MHP için geçerli olan görüşüm BDP için de geçerlidir. Önemli olan ırkçı görüşleridir. Üstelik bunlar Irkçı ve Sosyalist. Velhasıl bunların da parti kapatmalarındaki çelişkileri umurumda değil. MHP ile BDP arasında çelişkide de bir ortak nokta var yani.
' ZOR OLAN KISIM SAADET PARTİSİ İÇİN AŞILMIŞTIR, ARTIK KOLAY KISMI KALDI '
Yakın bir tarihte seçim olması durumunda meclis aritmetiği sizce nasıl olur? TDH ve Numan Kurtulmuş liderliğindeki Saadet Partisi barajı aşabilir mi?
Sanırım Ak Parti, CHP ve MHP oylarında çok fazla oynamalar olmaz. En fazla 3’e puanlık çıkışlar veya inişler görebiliriz. Bunlar Saadet ve TDH’ye yansır mı? Elbette. TDH’deki yükseliş CHP’deki inişi hızlandıracaktır ancak Saadet’in herkesten oy alma imkânı var.

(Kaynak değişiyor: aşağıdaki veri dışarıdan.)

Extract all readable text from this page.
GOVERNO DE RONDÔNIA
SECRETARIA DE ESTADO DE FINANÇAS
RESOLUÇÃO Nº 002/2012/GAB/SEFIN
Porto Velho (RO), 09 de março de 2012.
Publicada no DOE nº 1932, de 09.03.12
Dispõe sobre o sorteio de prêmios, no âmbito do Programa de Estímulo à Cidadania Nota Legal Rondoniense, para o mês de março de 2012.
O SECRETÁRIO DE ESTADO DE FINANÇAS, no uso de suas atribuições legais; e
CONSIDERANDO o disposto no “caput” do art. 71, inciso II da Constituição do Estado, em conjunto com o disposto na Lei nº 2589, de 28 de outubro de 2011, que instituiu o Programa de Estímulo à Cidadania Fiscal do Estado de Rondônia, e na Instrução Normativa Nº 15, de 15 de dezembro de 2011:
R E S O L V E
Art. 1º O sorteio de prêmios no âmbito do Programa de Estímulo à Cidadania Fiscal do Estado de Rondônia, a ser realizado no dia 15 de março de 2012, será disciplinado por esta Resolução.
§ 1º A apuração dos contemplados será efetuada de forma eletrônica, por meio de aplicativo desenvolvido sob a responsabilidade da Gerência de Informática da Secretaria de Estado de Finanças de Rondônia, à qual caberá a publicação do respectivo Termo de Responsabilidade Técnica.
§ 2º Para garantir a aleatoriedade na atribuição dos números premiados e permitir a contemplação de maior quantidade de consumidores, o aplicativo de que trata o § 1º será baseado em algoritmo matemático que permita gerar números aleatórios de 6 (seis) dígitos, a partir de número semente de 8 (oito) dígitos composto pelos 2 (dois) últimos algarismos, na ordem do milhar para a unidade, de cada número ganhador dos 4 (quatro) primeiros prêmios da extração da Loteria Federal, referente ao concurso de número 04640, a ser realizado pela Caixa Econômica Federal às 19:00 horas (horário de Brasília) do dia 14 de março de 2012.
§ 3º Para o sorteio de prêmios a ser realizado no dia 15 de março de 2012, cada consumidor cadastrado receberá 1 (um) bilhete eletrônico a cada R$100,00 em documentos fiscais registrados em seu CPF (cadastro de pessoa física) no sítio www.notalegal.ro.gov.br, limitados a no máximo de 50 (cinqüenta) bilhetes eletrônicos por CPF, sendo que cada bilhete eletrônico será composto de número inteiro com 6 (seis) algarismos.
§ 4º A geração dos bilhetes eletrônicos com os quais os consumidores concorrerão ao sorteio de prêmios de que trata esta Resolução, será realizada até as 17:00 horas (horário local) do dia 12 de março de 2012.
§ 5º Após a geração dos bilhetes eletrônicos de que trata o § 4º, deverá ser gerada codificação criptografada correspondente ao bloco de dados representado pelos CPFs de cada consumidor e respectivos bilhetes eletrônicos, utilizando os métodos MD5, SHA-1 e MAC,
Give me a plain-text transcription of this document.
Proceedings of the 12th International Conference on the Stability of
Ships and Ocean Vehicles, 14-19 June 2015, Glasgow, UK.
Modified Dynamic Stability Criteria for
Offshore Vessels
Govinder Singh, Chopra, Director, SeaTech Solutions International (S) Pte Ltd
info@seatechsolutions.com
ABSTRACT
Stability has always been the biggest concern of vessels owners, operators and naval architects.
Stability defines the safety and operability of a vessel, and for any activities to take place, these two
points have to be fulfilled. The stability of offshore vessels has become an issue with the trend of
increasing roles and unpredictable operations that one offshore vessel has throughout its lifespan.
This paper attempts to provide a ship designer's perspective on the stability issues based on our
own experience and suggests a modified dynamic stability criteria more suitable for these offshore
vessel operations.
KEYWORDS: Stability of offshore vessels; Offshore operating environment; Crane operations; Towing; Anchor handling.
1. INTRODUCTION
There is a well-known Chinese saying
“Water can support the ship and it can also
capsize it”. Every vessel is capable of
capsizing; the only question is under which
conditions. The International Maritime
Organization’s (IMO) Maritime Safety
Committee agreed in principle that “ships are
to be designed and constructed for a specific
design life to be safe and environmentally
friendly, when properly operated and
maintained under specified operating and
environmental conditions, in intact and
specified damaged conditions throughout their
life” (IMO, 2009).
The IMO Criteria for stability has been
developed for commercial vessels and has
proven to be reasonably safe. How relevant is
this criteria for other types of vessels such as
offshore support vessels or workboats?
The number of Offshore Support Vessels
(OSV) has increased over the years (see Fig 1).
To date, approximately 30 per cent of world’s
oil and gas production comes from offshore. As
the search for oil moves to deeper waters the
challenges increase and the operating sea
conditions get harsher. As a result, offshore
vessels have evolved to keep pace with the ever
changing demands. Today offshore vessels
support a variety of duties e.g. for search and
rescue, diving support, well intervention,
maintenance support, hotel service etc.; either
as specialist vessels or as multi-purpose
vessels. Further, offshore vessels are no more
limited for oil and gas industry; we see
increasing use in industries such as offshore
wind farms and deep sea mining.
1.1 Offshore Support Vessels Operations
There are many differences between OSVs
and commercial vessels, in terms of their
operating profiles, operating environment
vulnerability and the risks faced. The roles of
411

Saadet için gönlümden geçen önümüzdeki seçimlerde %7.5 ila %8.5 arası bir oy oranı. Bu oy oranı hem bir sonraki seçimlerde Saadet’i çok ciddi bir ‘iktidar alternatifi’ yapacak hem de teşkilatlarını diri tutacaktır. Saadet, teşkilatı ile yol alan bir parti. Rüzgarla, medya ile hiç oy toplamadı. Rüzgarını kendisi oluşturan bir hareket Milli Görüş hareketi. Bu nedenle Saadet en az %7 oy alır ve bence %2.5’tan bu noktaya gelmek Numan Bey ile iktidara yükselmekten daha zordu. Zor olan kısım Saadet için aşılmıştır, artık işin kolay kısmı kaldı.
Son olarak Gençlik Geliyor Mail Grup üyelerine neler söylemek istersiniz?
Eğer son kısma kadar okuduysalar teşekkür etmekten başka bir şey söylemek elimden gelmez. Teşekkür ederim.